Highlights historical significance of irrational magnitudes

Abstract

To account for the first proof of existence of an irrational magnitude, historians of science as well as commentators of Aristotle refer to the texts on the incommensurability of the diagonal in Prior Analytics, since they are the most ancient on the subject. The usual proofs suggested by the historians of science derive from a proposition found at the end of Book X of Euclid's Elements. But its conclusions, using the representation of fractions as a ratio of two integers relatively prime i.e. the proposition VII.22 of the Elements, do not match the Aristotelian texts. In this article, we propose a new demonstration conformed to these texts. They are based on very old results of the odd/even theory. Since they use neither the proposition VII.22, nor any other result proved by a reductio ad absurdum, it seems to be the first result which was impossible to prove in another way.
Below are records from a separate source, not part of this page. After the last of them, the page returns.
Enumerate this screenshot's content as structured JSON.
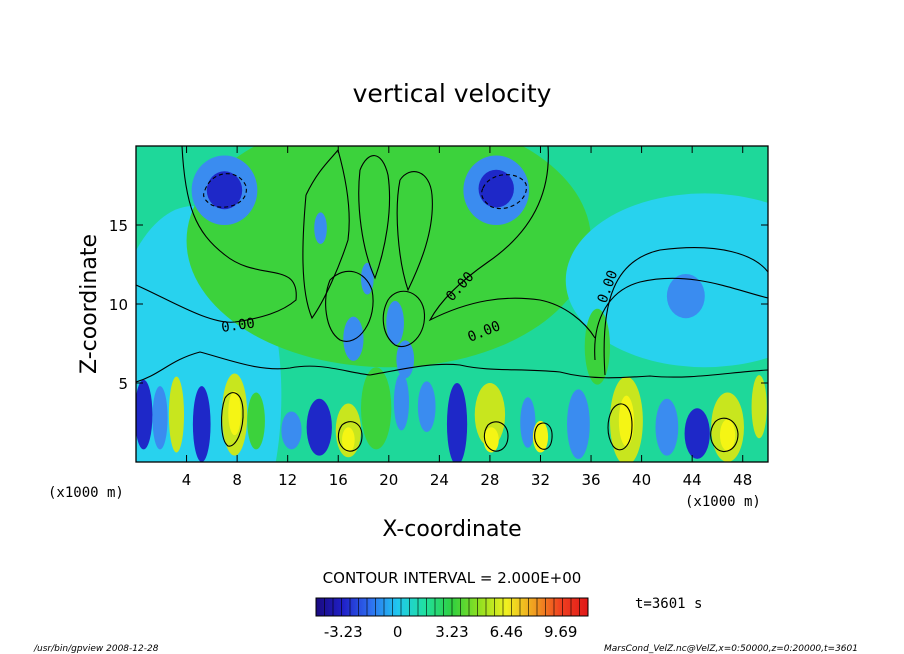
{
  "chart_data": {
    "type": "heatmap",
    "title": "vertical velocity",
    "xlabel": "X-coordinate",
    "ylabel": "Z-coordinate",
    "x_unit_label": "(x1000 m)",
    "x_unit_label_right": "(x1000 m)",
    "xlim": [
      0,
      50
    ],
    "ylim": [
      0,
      20
    ],
    "x_ticks": [
      "4",
      "8",
      "12",
      "16",
      "20",
      "24",
      "28",
      "32",
      "36",
      "40",
      "44",
      "48"
    ],
    "x_tick_values": [
      4,
      8,
      12,
      16,
      20,
      24,
      28,
      32,
      36,
      40,
      44,
      48
    ],
    "y_ticks": [
      "5",
      "10",
      "15"
    ],
    "y_tick_values": [
      5,
      10,
      15
    ],
    "contour_labels": [
      "0.00",
      "0.00",
      "0.00",
      "0.00"
    ],
    "contour_interval_text": "CONTOUR INTERVAL = 2.000E+00",
    "time_text": "t=3601 s",
    "colorbar": {
      "tick_labels": [
        "-3.23",
        "0",
        "3.23",
        "6.46",
        "9.69"
      ],
      "tick_values": [
        -3.23,
        0,
        3.23,
        6.46,
        9.69
      ],
      "range": [
        -4.85,
        11.31
      ],
      "colors": [
        "#1a0a80",
        "#2020c8",
        "#2e6ef0",
        "#20c8f0",
        "#20e0a0",
        "#30d040",
        "#90e020",
        "#f0f020",
        "#f0a020",
        "#f04020",
        "#e01818"
      ]
    },
    "colors": {
      "negative_strong": "#1e28c8",
      "negative": "#3a8cf0",
      "weak_negative": "#28d2ee",
      "background": "#1ed89a",
      "weak_positive": "#3cd23c",
      "positive": "#c8e61e",
      "positive_strong": "#f5f514"
    }
  },
  "footer": {
    "left": "/usr/bin/gpview   2008-12-28",
    "right": "MarsCond_VelZ.nc@VelZ,x=0:50000,z=0:20000,t=3601"
  }
}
The significance of this result, revealing a complete new territory in Mathematics, the field of irrational magnitudes, accounts for the centrality gained afterwards by this kind of reasoning, firstly in Mathematics, then in all forms of rational discourse. From the consequences of this new proof, we can construe very simply the lecture on the irrationals in the mathematical text in Plato's Theaetetus (147d-148b). It will be done in an article to appear in a forthcoming volume.